To configure managed apps for Per-App VPN:

  1. In the VMware Workspace ONE Console, go to Resources > Apps > Native.

  2. Select the Public tab and click Add Application.

  3. Select Apple iOS from the Platform dropdown list.

  4. Select Search App Store, enter an app name (for example, Box) for Name, and then click Next

  5. In the Search box opens, select the app you want. When the Add Application box opens, click Save & Assign.

  6. In the Update Assignment box, click Add Assignment.

  7. Select the Assignment Group from the dropdown list, enable App Tunneling, and then select the Per-App profile you created from the Per-App VPN Profile dropdown list.

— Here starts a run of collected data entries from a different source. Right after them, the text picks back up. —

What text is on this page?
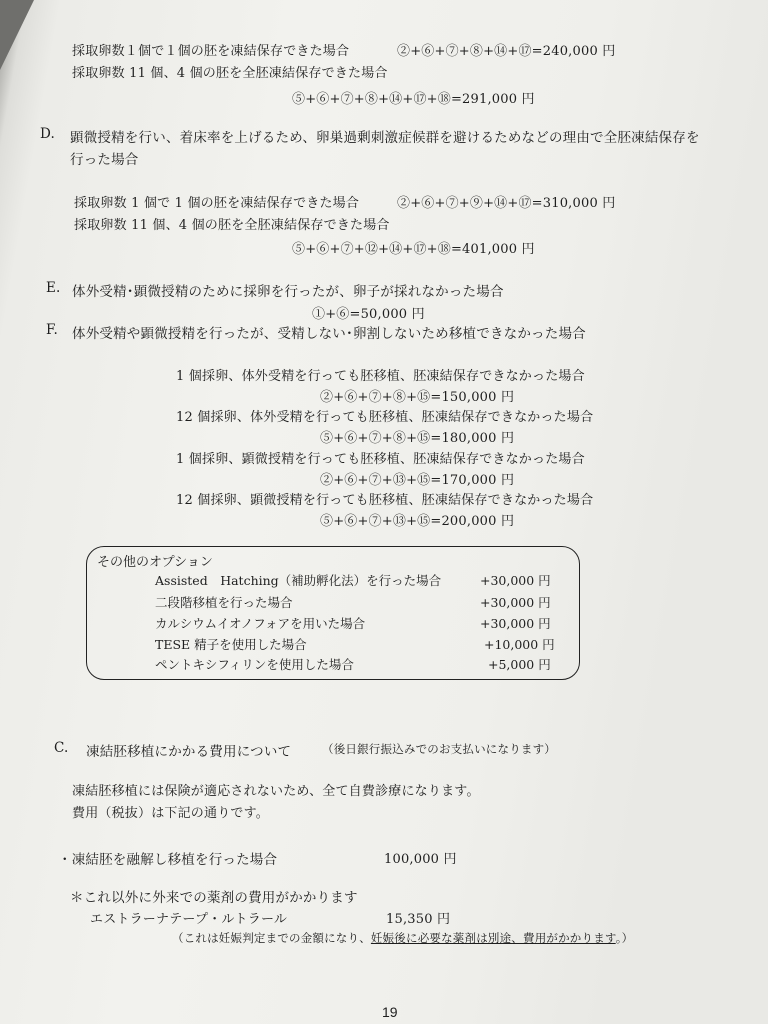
採取卵数１個で１個の胚を凍結保存できた場合	②+⑥+⑦+⑧+⑭+⑰=240,000 円
採取卵数 11 個、4 個の胚を全胚凍結保存できた場合
⑤+⑥+⑦+⑧+⑭+⑰+⑱=291,000 円
D. 顕微授精を行い、着床率を上げるため、卵巣過剰刺激症候群を避けるためなどの理由で全胚凍結保存を
行った場合
採取卵数 1 個で 1 個の胚を凍結保存できた場合	②+⑥+⑦+⑨+⑭+⑰=310,000 円
採取卵数 11 個、4 個の胚を全胚凍結保存できた場合
⑤+⑥+⑦+⑫+⑭+⑰+⑱=401,000 円
E. 体外受精･顕微授精のために採卵を行ったが、卵子が採れなかった場合
①+⑥=50,000 円
F. 体外受精や顕微授精を行ったが、受精しない･卵割しないため移植できなかった場合
1 個採卵、体外受精を行っても胚移植、胚凍結保存できなかった場合
②+⑥+⑦+⑧+⑮=150,000 円
12 個採卵、体外受精を行っても胚移植、胚凍結保存できなかった場合
⑤+⑥+⑦+⑧+⑮=180,000 円
1 個採卵、顕微授精を行っても胚移植、胚凍結保存できなかった場合
②+⑥+⑦+⑬+⑮=170,000 円
12 個採卵、顕微授精を行っても胚移植、胚凍結保存できなかった場合
⑤+⑥+⑦+⑬+⑮=200,000 円
その他のオプション
Assisted　Hatching（補助孵化法）を行った場合	+30,000 円
二段階移植を行った場合	+30,000 円
カルシウムイオノフォアを用いた場合	+30,000 円
TESE 精子を使用した場合	+10,000 円
ペントキシフィリンを使用した場合	+5,000 円
C. 凍結胚移植にかかる費用について	（後日銀行振込みでのお支払いになります）
凍結胚移植には保険が適応されないため、全て自費診療になります。
費用（税抜）は下記の通りです。
・凍結胚を融解し移植を行った場合	100,000 円
＊これ以外に外来での薬剤の費用がかかります
エストラーナテープ・ルトラール	15,350 円
（これは妊娠判定までの金額になり、妊娠後に必要な薬剤は別途、費用がかかります。）
19
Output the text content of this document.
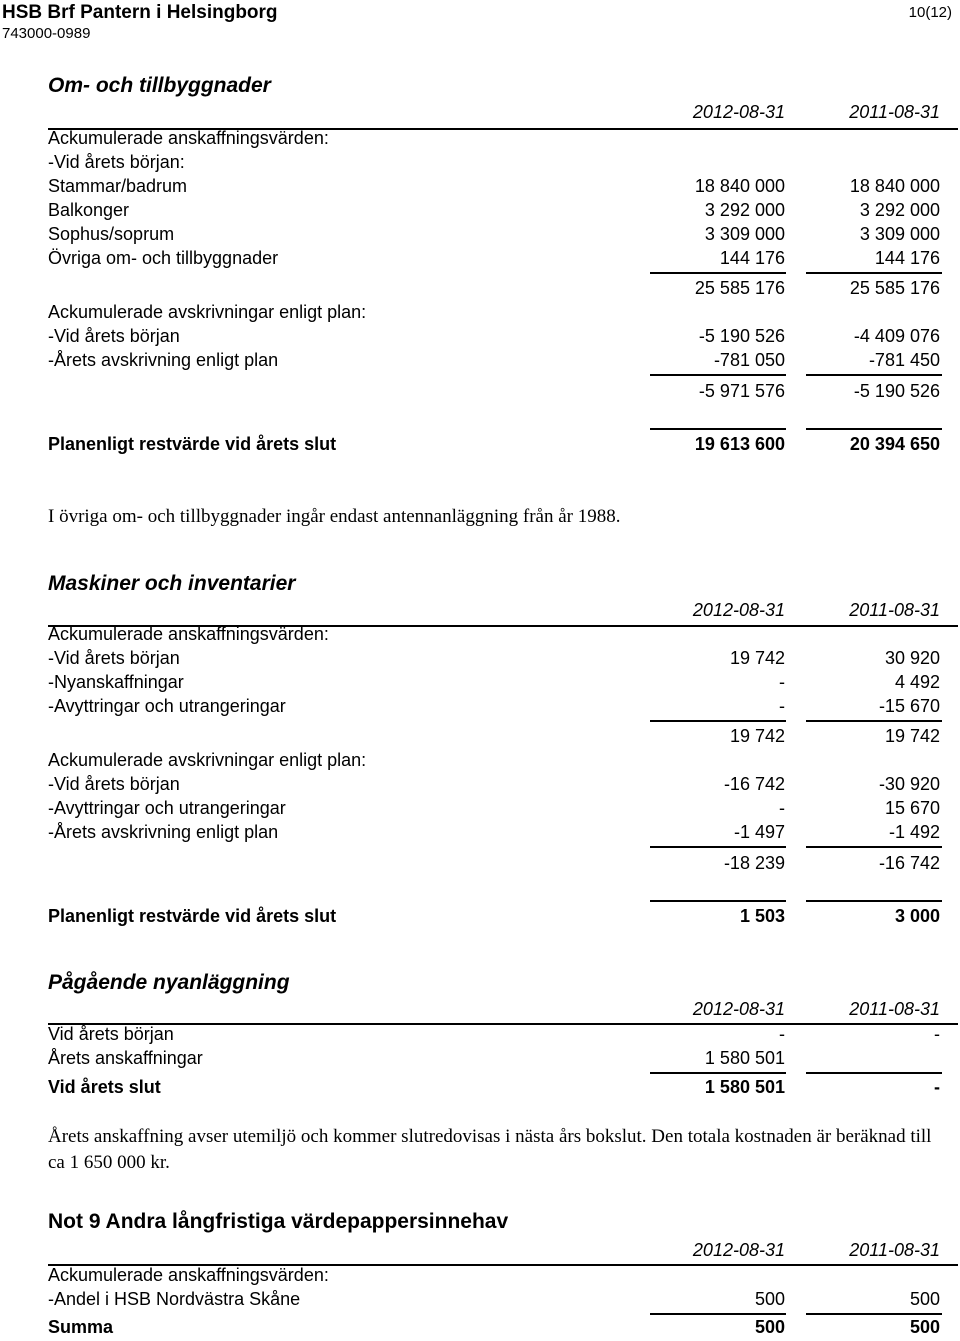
HSB Brf Pantern i Helsingborg
743000-0989
10(12)
Om- och tillbyggnader
2012-08-31	2011-08-31
Ackumulerade anskaffningsvärden:
-Vid årets början:
Stammar/badrum	18 840 000	18 840 000
Balkonger	3 292 000	3 292 000
Sophus/soprum	3 309 000	3 309 000
Övriga om- och tillbyggnader	144 176	144 176
25 585 176	25 585 176
Ackumulerade avskrivningar enligt plan:
-Vid årets början	-5 190 526	-4 409 076
-Årets avskrivning enligt plan	-781 050	-781 450
-5 971 576	-5 190 526
Planenligt restvärde vid årets slut	19 613 600	20 394 650
I övriga om- och tillbyggnader ingår endast antennanläggning från år 1988.
Maskiner och inventarier
2012-08-31	2011-08-31
Ackumulerade anskaffningsvärden:
-Vid årets början	19 742	30 920
-Nyanskaffningar	-	4 492
-Avyttringar och utrangeringar	-	-15 670
19 742	19 742
Ackumulerade avskrivningar enligt plan:
-Vid årets början	-16 742	-30 920
-Avyttringar och utrangeringar	-	15 670
-Årets avskrivning enligt plan	-1 497	-1 492
-18 239	-16 742
Planenligt restvärde vid årets slut	1 503	3 000
Pågående nyanläggning
2012-08-31	2011-08-31
Vid årets början	-	-
Årets anskaffningar	1 580 501
Vid årets slut	1 580 501	-
Årets anskaffning avser utemiljö och kommer slutredovisas i nästa års bokslut. Den totala kostnaden är beräknad till ca 1 650 000 kr.
Not 9 Andra långfristiga värdepappersinnehav
2012-08-31	2011-08-31
Ackumulerade anskaffningsvärden:
-Andel i HSB Nordvästra Skåne	500	500
Summa	500	500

  8. Click Save & Publish.

Fail open function allows traffic from a device using iOS VPN to bypass Netskope and directly go to an app or service. When fail open is enabled, all iOS devices will no longer steer traffic to Netskope. Fail open occurs when Netskope initiates it due to a service interruption and when an admin enables it in the Netskope UI.

To enable fail open for iOS VPN:

  1. In the Netskope UI, go to Settings > Security Cloud Platform > MDM Distribution.

  2. In the Create VPN Configuration section, confirm that your iOS VPN is operational. If so, click the ToolIcon.png icon to open the Advanced Configuration dialog box.

    iOSvpnFailOpen.png
  3. Enable the toggle and then click Save

To restore steering traffic through Netskope, disable the toggle in the Advanced Configuration dialog box.